Institute of Biomedical Engineering and Informatics, University of Technology Ilmenau, D-98684 Ilmenau, Germany.
Nanoscale Res Lett. 2014 Nov 5;9(1):602. doi: 10.1186/1556-276X-9-602. eCollection 2014.
Magnetically induced heating of magnetic nanoparticles (MNP) in an alternating magnetic field (AMF) is a promising minimally invasive tool for localized tumor treatment by sensitizing or killing tumor cells with the help of thermal stress. Therefore, the selection of MNP exhibiting a sufficient heating capacity (specific absorption rate, SAR) to achieve satisfactory temperatures in vivo is necessary. Up to now, the SAR of MNP is mainly determined using ferrofluidic suspensions and may distinctly differ from the SAR in vivo due to immobilization of MNP in tissues and cells. The aim of our investigations was to study the correlation between the SAR and the degree of MNP immobilization in dependence of their physicochemical features. In this study, the included MNP exhibited varying physicochemical properties and were either made up of single cores or multicores. Whereas the single core MNP exhibited a core size of approximately 15 nm, the multicore MNP consisted of multiple smaller single cores (5 to 15 nm) with 65 to 175 nm diameter in total. Furthermore, different MNP coatings, including dimercaptosuccinic acid (DMSA), polyacrylic acid (PAA), polyethylenglycol (PEG), and starch, wereinvestigated. SAR values were determined after the suspension of MNP in water. MNP immobilization in tissues was simulated with 1% agarose gels and 10% polyvinyl alcohol (PVA) hydrogels. The highest SAR values were observed in ferrofluidic suspensions, whereas a strong reduction of the SAR after the immobilization of MNP with PVA was found. Generally, PVA embedment led to a higher immobilization of MNP compared to immobilization in agarose gels. The investigated single core MNP exhibited higher SAR values than the multicore MNP of the same core size within the used magnetic field parameters. Multicore MNP manufactured via different synthesis routes (fluidMAG-D, fluidMAG/12-D) showed different SAR although they exhibited comparable core and hydrodynamic sizes. Additionally, no correlation between ζ-potential and SAR values after immobilization was observed. Our data show that immobilization of MNP, independent of their physicochemical properties, can distinctly affect their SAR. Similar processes are supposed to take place in vivo, particularly when MNP are immobilized in cells and tissues. This aspect should be adequately considered when determining the SAR of MNP for magnetic hyperthermia.
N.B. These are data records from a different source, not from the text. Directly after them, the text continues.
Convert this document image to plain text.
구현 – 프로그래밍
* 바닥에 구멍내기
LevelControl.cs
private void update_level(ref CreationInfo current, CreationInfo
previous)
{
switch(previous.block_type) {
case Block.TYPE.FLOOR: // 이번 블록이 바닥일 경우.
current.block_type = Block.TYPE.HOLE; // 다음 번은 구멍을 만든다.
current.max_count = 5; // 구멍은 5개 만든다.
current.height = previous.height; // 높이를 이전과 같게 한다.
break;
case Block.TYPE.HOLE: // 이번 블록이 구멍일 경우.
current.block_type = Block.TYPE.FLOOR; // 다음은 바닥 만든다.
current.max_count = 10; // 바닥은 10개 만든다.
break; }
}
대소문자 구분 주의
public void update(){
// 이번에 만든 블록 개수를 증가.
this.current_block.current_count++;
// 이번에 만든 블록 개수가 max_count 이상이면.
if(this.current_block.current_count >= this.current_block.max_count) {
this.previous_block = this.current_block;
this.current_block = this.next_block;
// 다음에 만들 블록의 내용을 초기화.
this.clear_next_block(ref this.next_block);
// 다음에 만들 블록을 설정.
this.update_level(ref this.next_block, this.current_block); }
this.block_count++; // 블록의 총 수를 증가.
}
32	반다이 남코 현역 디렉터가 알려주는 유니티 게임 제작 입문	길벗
在交变磁场(AMF)中,磁纳米颗粒(MNP)的磁诱导加热是一种很有前景的微创工具,可通过热应力使肿瘤细胞敏感或杀死肿瘤细胞,从而实现局部肿瘤治疗。因此,有必要选择具有足够加热能力(比吸收率,SAR)以在体内达到满意温度的MNP。到目前为止,MNP的SAR主要通过铁磁流体悬浮液来测定,由于MNP在组织和细胞中的固定化,其SAR可能与体内的SAR明显不同。我们研究的目的是研究SAR与MNP固定化程度之间的相关性,该相关性取决于它们的物理化学特征。在本研究中,所包含的MNP表现出不同的物理化学性质,并且由单核或多核组成。单核MNP的核尺寸约为15nm,而多核MNP由多个较小的单核(5至15nm)组成,总直径为65至175nm。此外,还研究了不同的MNP涂层,包括二巯基琥珀酸(DMSA)、聚丙烯酸(PAA)、聚乙二醇(PEG)和淀粉。在MNP悬浮于水中后测定SAR值。用1%琼脂糖凝胶和10%聚乙烯醇(PVA)水凝胶模拟MNP在组织中的固定化。在铁磁流体悬浮液中观察到最高的SAR值,而在用PVA固定MNP后发现SAR有显著降低。一般来说,与固定在琼脂糖凝胶中相比,PVA包埋导致MNP的固定化程度更高。在所使用的磁场参数范围内,所研究的单核MNP比相同核尺寸的多核MNP表现出更高的SAR值。通过不同合成路线(fluidMAG-D、fluidMAG/12-D)制造的多核MNP尽管表现出相当的核尺寸和流体动力学尺寸,但显示出不同的SAR。此外,在固定化后未观察到ζ电位与SAR值之间的相关性。我们的数据表明,MNP的固定化,无论其物理化学性质如何,都能明显影响其SAR。类似的过程在体内也可能发生,特别是当MNP固定在细胞和组织中时。在确定用于磁热疗的MNP的SAR时,应充分考虑这一方面。